Thursday, April 4, 2013

Stephanie, from swale and swamp


The cats that live at Hemingway’s house in Key West have extra toes.  I had one of these Hemingway cats as well, and for this reason I decided that literature was cool.


My house is on the same street as a Coast Guard station, eighty-six miles from Hemingway’s house, on an island nestled between the Atlantic Ocean and the Gulf of Mexico.  People there say conch with a “k”, not with a “ch”.  I spent most of my childhood watching movies, playing baseball, and terrorizing iguanas with my cousins.  It was also ok because they would eat the neighbor’s hibiscus flowers.  She used to give us money for it.   The hardest day I remember was when my finger was crushed by a safe door and the doctor said I wasn’t allowed to fish for six weeks.  I have lost skill in all of these activities except movie watching.  At that, I am a professional.

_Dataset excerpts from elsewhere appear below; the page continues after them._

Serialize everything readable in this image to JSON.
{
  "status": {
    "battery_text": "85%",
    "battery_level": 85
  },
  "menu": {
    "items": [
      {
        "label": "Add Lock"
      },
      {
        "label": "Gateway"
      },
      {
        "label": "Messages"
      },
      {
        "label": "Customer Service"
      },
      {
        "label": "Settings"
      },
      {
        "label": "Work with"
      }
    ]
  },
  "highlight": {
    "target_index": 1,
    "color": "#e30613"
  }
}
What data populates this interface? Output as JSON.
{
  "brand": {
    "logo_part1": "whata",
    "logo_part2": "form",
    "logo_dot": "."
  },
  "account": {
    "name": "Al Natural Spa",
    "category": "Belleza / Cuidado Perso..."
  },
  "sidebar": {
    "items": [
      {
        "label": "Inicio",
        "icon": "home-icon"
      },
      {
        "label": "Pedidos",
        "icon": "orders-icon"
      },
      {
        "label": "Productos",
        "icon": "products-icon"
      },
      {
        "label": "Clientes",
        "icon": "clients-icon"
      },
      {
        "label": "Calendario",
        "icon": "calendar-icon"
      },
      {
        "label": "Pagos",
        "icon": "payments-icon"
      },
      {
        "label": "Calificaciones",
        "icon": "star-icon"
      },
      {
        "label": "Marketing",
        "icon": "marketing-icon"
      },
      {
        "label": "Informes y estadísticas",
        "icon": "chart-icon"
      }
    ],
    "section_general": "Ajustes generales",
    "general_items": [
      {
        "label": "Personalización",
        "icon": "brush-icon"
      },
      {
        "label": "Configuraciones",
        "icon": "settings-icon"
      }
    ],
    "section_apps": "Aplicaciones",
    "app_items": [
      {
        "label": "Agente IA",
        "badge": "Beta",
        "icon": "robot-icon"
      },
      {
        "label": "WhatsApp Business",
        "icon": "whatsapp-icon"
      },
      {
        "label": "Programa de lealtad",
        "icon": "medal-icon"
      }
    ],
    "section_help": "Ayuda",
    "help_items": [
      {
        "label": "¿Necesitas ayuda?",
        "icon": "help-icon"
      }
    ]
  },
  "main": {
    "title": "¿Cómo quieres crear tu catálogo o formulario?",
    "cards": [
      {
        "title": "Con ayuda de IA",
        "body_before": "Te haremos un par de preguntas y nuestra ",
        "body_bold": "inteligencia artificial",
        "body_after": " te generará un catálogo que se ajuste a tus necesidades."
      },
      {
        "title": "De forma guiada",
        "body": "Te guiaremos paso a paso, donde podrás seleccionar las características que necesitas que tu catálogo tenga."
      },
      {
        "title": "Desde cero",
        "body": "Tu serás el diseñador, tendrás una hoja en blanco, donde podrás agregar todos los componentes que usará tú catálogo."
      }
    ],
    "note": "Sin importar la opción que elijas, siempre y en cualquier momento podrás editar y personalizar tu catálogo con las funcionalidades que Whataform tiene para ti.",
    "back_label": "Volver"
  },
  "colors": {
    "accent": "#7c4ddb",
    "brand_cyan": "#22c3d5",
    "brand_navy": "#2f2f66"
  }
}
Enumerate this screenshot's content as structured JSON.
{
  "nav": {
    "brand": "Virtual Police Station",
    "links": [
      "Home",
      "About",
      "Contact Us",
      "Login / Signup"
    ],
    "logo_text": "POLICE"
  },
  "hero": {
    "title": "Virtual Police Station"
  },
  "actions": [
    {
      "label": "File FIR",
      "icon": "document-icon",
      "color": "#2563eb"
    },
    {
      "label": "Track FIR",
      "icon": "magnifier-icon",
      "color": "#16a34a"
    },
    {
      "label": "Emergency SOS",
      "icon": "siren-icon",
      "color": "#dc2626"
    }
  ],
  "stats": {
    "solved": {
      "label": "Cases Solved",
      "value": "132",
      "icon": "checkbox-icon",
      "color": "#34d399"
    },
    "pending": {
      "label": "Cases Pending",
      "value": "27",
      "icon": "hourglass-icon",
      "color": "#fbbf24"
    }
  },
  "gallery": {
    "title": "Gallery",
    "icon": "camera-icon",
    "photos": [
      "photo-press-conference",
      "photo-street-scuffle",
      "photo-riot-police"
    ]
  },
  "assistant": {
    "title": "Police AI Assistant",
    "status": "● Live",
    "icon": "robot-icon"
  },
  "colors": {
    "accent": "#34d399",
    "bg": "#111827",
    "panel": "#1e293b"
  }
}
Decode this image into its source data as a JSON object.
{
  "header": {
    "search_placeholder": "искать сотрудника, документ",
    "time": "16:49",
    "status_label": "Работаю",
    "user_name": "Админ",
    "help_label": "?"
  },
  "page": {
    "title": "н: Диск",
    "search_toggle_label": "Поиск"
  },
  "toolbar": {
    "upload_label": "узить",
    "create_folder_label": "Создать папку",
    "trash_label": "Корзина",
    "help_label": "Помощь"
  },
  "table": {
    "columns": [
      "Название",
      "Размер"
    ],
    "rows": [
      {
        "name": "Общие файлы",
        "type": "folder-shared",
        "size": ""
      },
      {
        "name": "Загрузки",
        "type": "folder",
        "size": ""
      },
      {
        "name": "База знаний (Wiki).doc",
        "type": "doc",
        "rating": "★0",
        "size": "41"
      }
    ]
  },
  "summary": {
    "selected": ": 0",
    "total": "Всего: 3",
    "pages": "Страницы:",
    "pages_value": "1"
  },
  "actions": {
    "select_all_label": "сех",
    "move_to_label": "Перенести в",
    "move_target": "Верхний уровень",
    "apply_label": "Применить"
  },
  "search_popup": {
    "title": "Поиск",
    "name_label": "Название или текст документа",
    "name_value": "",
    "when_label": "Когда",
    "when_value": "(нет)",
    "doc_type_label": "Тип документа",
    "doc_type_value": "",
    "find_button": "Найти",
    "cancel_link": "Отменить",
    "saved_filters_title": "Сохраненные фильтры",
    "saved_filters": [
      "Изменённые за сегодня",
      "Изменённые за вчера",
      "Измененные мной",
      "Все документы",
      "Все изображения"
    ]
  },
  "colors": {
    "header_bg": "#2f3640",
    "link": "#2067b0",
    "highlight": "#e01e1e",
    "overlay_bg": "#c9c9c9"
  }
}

I used to read Dashiell Hammett and now I read Virginia Woolf.  I would like to go back to Hammett for a while.

Here at Stanford I study English Literature and sulk a lot.



The question of a “new story” makes me uncomfortable.  There are so many parts to contend with, so many places to be confused by the meanings of these words.  My instinct is to say no, there are no new stories: the details have simply been reordered in matters of form and interest.  But with that I am limiting “story” to its bare bones, perhaps ones that are about loss, revelation, or man vs. whatever.  Plot, theme, and story are not the same things.  I’m not sure of where the lines that differentiate them lay.  Regardless of these feelings, there is always a new way to tell a story, and that seems to me much more exciting than the story itself.

I am more enchanted by the way something is said than what is actually said.  This may come from the study of poetry or an increased interest in voice and style.  I am sure that there are new voices to discover.  Most recently, in my experience as a reader rather than a writer, I found it in So Long, See You Tomorrow.